Os adversários desse tipo de pesquisa argumentam que células-tronco pós-natais ("adultas") também podem ser usadas para o desenvolvimento de terapias, como a que curou lesões no coração em maio deste ano na Alemanha. Citam ainda pesquisas indicando processos de transdiferenciação, quer dizer, de células-tronco de um determinado tecido (como sangue) que se transformam em células de outro (como neurônios). Mas há muitas dúvidas sobre esses trabalhos, pois surgiram indícios de que, em lugar de uma diferenciação, o que pode ter ocorrido é uma fusão de células-tronco de um tecido com células já diferenciadas do outro.

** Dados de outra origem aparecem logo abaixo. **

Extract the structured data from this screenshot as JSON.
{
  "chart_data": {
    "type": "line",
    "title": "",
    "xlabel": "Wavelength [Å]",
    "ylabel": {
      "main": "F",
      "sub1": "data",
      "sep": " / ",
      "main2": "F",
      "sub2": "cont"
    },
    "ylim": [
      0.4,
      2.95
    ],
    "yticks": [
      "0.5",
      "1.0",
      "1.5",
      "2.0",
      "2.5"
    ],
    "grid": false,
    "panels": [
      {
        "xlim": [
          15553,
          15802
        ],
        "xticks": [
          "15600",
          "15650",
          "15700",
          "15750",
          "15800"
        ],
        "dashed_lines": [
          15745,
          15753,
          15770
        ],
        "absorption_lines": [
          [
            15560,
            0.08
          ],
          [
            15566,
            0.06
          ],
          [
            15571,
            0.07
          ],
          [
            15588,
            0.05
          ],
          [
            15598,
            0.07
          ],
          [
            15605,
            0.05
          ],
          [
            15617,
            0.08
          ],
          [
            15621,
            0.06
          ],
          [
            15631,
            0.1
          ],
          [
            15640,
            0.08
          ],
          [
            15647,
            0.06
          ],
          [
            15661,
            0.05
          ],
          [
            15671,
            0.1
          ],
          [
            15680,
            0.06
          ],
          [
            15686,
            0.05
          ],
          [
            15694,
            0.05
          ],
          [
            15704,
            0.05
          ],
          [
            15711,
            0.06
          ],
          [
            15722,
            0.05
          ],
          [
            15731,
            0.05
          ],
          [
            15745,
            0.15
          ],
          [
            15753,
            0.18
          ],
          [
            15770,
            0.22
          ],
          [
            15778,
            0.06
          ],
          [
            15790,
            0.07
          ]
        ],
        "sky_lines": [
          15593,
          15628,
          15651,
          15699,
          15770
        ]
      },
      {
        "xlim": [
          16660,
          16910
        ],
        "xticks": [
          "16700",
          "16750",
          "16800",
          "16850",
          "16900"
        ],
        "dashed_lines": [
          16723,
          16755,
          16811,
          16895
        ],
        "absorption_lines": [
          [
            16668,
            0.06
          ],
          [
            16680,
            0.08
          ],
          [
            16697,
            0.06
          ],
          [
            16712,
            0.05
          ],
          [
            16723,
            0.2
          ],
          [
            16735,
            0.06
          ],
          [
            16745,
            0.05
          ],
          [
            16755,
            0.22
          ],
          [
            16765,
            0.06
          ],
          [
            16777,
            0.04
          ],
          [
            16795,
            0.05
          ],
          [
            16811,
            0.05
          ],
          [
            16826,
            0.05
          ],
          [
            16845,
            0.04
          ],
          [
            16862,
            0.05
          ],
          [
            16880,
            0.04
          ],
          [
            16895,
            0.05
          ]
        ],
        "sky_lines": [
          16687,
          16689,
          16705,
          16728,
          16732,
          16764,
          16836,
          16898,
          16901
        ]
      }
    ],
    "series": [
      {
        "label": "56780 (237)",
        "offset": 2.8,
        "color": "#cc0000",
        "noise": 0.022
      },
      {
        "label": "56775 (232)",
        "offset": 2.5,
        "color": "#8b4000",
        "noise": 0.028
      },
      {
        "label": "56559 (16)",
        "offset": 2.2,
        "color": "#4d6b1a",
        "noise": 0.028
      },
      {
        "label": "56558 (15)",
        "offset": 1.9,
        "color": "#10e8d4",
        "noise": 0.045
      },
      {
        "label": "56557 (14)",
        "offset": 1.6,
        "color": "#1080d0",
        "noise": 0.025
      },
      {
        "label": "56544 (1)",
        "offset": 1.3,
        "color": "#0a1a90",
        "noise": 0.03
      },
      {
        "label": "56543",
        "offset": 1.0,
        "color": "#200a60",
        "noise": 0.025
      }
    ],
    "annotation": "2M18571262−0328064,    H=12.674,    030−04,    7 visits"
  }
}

Além disso, há quem veja riscos potenciais no fato de células-tronco serem cultivadas sobre um tapete de células da pele de embriões de camundongos. Seria preciso excluir a possibilidade de que esse contato transmita vírus desconhecidos para o receptor humano, por exemplo.

Há também inquietação com a capacidade de multiplicação e locomoção das células-tronco, propriedade que partilham com células tumorais. Injetadas em cobaias, as embrionárias podem induzir tumores benignos conhecidos como teratomas, com vários tipos de tecido em seu interior. Isso para não falar da idéia polêmica de produzir embriões por clonagem empregando células do próprio paciente (ou "transferência nuclear de célula somática"), a mesma técnica que criou a ovelha Dolly. Ela serviria para reduzir a rejeição, pois o doente receberia células com os seus próprios genes.

Em resumo, ainda é cedo para saber se a moda das células-tronco veio para ficar. Por ora, elas se parecem mais com idéias extravagantes dos estilistas biomédicos, que não enfrentaram ainda o teste da passarela clínica.

Marcelo Leite, 45, é jornalista. Frequentou no final de outubro, na Universidade de Maryland (EUA), seminário de três dias sobre células-tronco com uma bolsa do Centro Knight para Jornalismo Especializado (www.knightcenter.umd.edu).